No other player can say that.

Murray loves the quick US hardcourts, which provide the sure footing needed to unleash his devastating court speed and reward his increasingly-attacking, all-court game. And he can now swing truly free – gone is the crushing pressure of playing before parochial fans in Great Britain, and with his Wimbledon title, he’s avoided the dreaded “One Slam Wonder” moniker.

Perhaps only one man is properly positioned to stop the rise of the Scot, and that’s Djokovic.

The world No.1 was smarting from his sub-par performance in the Wimbledon decider, and having also fallen at the final hurdle in New York last year, he’ll be extra-motivated to return to the winners’ circle. Plus, North American hardcourts have always suited his aggressive, athletic game – last year he won in Canada and reached the final in Cincinnati, and has played in three US Open finals, winning in 2011.

Having battled one another in the finals at three of the past four majors, Murray and Djokovic are dominating the game. They’ve separated themselves from illustrious Big Four rivals Roger Federer and Rafael Nadal, who each head for North America somewhat  compromised.  
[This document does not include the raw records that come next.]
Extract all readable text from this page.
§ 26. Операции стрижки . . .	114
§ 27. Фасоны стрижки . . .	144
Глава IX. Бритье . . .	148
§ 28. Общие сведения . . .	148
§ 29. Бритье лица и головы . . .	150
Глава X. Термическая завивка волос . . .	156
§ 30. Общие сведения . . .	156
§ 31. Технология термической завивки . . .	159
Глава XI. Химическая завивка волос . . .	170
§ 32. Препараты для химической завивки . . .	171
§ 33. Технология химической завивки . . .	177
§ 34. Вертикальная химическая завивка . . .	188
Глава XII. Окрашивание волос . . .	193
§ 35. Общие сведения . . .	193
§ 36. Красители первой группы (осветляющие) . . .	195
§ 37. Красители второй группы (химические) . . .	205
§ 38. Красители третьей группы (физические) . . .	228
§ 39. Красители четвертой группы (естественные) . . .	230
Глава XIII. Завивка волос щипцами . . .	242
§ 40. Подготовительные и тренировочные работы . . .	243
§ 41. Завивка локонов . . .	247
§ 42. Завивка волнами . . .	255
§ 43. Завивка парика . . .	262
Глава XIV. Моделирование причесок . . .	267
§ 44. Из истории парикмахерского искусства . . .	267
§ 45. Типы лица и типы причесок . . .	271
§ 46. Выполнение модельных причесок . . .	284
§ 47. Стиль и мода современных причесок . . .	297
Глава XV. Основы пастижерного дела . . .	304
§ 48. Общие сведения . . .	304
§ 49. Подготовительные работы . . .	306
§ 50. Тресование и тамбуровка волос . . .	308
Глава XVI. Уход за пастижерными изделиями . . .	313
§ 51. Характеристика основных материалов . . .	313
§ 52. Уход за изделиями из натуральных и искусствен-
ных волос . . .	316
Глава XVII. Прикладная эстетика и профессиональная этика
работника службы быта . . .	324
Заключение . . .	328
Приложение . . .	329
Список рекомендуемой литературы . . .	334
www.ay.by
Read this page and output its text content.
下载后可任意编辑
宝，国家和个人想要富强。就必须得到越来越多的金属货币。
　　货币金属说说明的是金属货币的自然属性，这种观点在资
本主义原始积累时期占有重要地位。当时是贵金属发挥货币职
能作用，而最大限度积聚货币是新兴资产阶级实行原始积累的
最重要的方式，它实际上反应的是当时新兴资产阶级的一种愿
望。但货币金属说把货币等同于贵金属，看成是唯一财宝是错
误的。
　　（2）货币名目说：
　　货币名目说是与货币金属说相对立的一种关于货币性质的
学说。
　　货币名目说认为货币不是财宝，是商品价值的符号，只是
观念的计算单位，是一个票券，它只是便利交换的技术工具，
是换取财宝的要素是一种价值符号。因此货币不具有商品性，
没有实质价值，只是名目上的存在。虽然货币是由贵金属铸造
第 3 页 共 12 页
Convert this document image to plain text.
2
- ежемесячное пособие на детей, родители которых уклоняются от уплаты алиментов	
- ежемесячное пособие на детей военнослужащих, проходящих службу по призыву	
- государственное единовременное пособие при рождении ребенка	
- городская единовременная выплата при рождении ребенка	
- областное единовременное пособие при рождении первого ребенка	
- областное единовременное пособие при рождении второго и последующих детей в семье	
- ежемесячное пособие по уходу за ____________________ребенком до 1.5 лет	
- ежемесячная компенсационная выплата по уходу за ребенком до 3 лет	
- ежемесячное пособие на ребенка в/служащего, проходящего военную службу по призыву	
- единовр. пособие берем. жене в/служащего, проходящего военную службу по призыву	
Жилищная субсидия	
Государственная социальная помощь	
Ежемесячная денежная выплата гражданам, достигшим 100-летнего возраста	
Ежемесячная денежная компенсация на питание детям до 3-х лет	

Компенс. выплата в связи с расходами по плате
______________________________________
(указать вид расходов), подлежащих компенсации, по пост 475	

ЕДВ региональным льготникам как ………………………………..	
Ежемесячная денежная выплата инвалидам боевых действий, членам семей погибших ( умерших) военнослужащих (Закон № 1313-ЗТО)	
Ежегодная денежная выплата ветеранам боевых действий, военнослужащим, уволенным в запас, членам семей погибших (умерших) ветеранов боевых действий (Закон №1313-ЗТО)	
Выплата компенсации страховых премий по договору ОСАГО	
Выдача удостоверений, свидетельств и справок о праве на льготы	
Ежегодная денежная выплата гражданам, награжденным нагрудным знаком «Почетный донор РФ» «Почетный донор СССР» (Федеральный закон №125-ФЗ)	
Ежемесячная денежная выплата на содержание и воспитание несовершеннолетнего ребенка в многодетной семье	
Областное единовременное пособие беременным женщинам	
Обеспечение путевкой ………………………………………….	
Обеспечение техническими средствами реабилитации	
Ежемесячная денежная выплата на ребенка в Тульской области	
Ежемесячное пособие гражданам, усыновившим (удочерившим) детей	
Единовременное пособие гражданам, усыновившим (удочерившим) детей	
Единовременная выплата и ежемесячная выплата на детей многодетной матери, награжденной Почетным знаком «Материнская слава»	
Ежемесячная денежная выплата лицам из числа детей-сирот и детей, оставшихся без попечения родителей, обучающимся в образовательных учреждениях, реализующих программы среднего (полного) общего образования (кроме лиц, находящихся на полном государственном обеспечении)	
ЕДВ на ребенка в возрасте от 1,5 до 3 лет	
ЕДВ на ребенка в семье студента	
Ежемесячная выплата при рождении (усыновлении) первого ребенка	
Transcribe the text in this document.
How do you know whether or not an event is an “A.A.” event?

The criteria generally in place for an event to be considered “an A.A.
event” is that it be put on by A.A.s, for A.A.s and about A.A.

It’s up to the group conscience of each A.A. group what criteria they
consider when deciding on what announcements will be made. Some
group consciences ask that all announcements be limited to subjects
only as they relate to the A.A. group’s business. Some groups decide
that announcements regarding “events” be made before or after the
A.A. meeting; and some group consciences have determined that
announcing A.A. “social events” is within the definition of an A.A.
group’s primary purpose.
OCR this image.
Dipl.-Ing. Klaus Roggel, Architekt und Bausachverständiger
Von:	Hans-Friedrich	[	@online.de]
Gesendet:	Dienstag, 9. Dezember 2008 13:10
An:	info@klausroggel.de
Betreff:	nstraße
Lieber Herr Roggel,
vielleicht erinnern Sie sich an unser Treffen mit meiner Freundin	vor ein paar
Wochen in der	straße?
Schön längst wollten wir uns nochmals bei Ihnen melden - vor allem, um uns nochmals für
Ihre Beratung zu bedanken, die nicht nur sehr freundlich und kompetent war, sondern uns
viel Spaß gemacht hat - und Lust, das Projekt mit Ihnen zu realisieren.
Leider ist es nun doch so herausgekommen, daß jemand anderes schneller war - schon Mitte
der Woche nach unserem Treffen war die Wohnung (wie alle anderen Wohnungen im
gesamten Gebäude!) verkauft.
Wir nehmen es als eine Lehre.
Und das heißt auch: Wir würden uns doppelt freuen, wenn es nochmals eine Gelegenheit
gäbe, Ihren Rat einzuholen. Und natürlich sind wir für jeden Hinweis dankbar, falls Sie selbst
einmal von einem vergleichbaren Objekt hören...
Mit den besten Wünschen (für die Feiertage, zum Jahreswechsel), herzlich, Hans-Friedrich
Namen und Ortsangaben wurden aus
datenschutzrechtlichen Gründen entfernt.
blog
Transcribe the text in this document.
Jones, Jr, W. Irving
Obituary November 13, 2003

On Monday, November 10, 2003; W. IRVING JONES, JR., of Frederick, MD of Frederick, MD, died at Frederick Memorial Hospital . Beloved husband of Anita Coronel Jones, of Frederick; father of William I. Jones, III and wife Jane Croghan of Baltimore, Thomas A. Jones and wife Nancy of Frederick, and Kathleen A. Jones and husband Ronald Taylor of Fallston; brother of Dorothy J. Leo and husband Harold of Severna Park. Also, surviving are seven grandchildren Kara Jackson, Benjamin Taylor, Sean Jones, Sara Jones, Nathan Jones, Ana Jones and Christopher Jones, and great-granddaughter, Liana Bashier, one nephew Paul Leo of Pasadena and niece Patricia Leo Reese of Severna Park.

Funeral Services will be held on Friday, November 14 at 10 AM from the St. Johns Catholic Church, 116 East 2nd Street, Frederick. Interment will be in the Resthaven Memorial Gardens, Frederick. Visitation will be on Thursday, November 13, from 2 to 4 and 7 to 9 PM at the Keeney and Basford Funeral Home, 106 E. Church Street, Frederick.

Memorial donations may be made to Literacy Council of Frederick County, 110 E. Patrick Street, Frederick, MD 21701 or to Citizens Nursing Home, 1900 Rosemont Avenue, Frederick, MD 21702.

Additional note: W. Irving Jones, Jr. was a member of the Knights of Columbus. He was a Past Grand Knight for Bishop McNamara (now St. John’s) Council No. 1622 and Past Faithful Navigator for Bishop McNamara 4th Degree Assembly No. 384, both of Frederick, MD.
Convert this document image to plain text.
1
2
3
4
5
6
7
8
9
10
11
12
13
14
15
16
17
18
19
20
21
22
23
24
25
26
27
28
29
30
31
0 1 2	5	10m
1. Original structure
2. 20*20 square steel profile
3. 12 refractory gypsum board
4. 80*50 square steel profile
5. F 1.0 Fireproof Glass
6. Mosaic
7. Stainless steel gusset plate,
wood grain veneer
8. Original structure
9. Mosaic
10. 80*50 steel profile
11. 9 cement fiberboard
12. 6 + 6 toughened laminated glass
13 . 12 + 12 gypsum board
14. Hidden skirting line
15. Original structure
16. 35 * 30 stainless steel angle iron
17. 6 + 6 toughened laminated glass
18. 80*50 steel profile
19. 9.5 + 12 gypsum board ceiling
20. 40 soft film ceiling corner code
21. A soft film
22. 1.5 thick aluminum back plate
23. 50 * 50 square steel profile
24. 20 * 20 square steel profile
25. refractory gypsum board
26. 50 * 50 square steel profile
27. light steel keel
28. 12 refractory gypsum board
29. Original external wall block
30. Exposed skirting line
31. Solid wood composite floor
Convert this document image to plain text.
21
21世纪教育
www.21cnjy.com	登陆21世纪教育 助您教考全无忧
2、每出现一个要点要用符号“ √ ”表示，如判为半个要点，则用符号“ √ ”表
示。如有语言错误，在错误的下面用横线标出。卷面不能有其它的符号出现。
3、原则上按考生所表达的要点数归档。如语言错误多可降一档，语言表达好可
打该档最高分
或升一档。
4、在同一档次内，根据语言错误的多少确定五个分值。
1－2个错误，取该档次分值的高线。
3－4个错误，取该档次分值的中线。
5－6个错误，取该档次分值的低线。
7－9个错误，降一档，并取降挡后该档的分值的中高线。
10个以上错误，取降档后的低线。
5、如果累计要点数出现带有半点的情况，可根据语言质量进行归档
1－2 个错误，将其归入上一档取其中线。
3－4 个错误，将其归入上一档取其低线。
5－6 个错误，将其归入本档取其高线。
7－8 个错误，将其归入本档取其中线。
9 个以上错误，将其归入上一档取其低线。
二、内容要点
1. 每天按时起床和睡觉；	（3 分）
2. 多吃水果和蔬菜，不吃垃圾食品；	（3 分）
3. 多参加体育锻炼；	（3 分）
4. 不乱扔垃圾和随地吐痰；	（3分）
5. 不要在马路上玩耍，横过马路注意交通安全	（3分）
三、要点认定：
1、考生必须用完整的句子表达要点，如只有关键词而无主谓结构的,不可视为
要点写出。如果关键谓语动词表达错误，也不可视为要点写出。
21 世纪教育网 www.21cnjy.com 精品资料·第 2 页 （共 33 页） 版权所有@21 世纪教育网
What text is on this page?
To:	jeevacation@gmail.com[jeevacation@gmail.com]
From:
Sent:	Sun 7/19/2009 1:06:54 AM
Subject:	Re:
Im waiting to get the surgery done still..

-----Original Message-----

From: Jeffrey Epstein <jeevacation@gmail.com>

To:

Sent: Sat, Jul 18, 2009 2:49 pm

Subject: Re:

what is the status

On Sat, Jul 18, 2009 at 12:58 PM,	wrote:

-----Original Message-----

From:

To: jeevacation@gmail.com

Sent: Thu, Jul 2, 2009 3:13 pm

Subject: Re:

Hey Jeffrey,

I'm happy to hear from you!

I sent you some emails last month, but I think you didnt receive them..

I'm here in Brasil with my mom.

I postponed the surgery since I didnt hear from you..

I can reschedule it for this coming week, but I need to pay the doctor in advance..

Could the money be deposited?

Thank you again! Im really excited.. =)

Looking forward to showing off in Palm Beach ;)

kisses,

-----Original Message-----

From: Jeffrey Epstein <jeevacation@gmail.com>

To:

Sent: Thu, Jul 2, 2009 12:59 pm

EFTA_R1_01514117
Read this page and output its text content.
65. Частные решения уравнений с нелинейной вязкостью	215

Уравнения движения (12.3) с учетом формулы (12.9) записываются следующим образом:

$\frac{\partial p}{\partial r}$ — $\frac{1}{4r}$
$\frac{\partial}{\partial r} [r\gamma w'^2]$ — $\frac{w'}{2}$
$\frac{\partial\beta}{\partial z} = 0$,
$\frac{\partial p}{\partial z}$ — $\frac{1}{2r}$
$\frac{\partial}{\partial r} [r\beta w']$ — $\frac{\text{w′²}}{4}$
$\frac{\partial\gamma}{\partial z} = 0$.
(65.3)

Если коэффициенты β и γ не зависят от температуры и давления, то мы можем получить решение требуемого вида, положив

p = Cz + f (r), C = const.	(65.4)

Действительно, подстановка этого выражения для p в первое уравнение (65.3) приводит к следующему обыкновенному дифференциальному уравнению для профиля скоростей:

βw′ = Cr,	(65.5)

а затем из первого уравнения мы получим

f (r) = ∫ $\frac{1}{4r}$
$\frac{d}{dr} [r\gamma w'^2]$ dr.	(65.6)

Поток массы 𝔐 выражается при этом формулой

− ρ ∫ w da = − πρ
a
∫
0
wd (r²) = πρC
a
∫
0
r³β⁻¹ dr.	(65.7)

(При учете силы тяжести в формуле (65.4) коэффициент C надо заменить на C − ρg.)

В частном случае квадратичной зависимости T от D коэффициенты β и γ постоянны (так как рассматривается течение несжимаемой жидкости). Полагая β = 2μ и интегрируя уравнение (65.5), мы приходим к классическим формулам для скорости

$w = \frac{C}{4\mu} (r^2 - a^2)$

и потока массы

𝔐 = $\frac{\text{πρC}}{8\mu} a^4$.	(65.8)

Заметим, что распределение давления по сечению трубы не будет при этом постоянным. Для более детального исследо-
For Federer, it’s form. Whether the result of less match play or that he’s soon to turn 32, rust is now apparent in his game. It contributed to his earliest Grand Slam exit in more than 10 years at Wimbledon – he fell to 116th-ranked Sergiy Stakhovsky in the second round – and also his error-strewn quarterfinal exit in New York last year despite an impeccable build-up.

With Nadal, it’s health. The Spaniard returned to the tour with a vengeance and captured the French Open, but was shot by Wimbledon, his infamous knees reportedly to blame for a shock first-round loss to world No.135 Steve Darcis. If he found the lawns hard to navigate, unforgiving North American cement will be no easier; this segment of the tennis calendar is traditionally his least-productive.

Perhaps looming as a more dangerous challenger to Murray and Djokovic is Juan Martin del Potro. He was a US Open champion in 2009 before a wrist injury derailed his career in 2010, but now playing regularly again, he’s been steadily reclaiming his form of old. At Wimbledon he reached the semifinals at a major for the first time since that stunning run at Flushing, and back on his favoured US hardcourts, expect del Potro to make a strong push for a second major title.

Serena to re-group

Also one to watch will be Serena Williams, who despite her earlier-than-expected exit Wimbledon, will be the undisputed women’s favourite.

No-one seems more motivated by their losses than Williams, and the world No.1 must have been particularly irked by her loss to Sabine Lisicki in the fourth round at SW19, a match in which she led 3-0 in the final set. Devastating on all surfaces but arguably most on hardcourts, the defending US Open champion plays her best on the big stage and there is none bigger than the mighty Arthur Ashe Stadium, where the crowd adore her.

Although Maria Sharapova is ranked second, it’s world No.3 Azarenka who has to be considered Serena’s principle rival for the US Open crown.

Sharapova has passed the fourth round at the Open just once since 2006, while Azarenka has shown a liking for the bright lights of New York City, coming within mere points of topping Williams in last year’s dramatic US Open finale. Health depending – she suffered a nasty knee injury at Wimbledon – there’s no reason Azarenka can’t thrive on cement once again.

The women’s tour is scattered with several others capable of a blistering fortnight. There’s 2011 US Open champ Sam Stosur, former French Open and Wimbledon winners Li Na and Petra Kvitova, reigning Wimbledon titleholder Marion Bartoli, and the crafty Agnieszka Radwanska, ranked fourth and a regular presence deep at the majors.

Though Williams may be the one to beat, these women, and many more, could help orchestrate an absorbing and fitting climax to the Grand Slam season.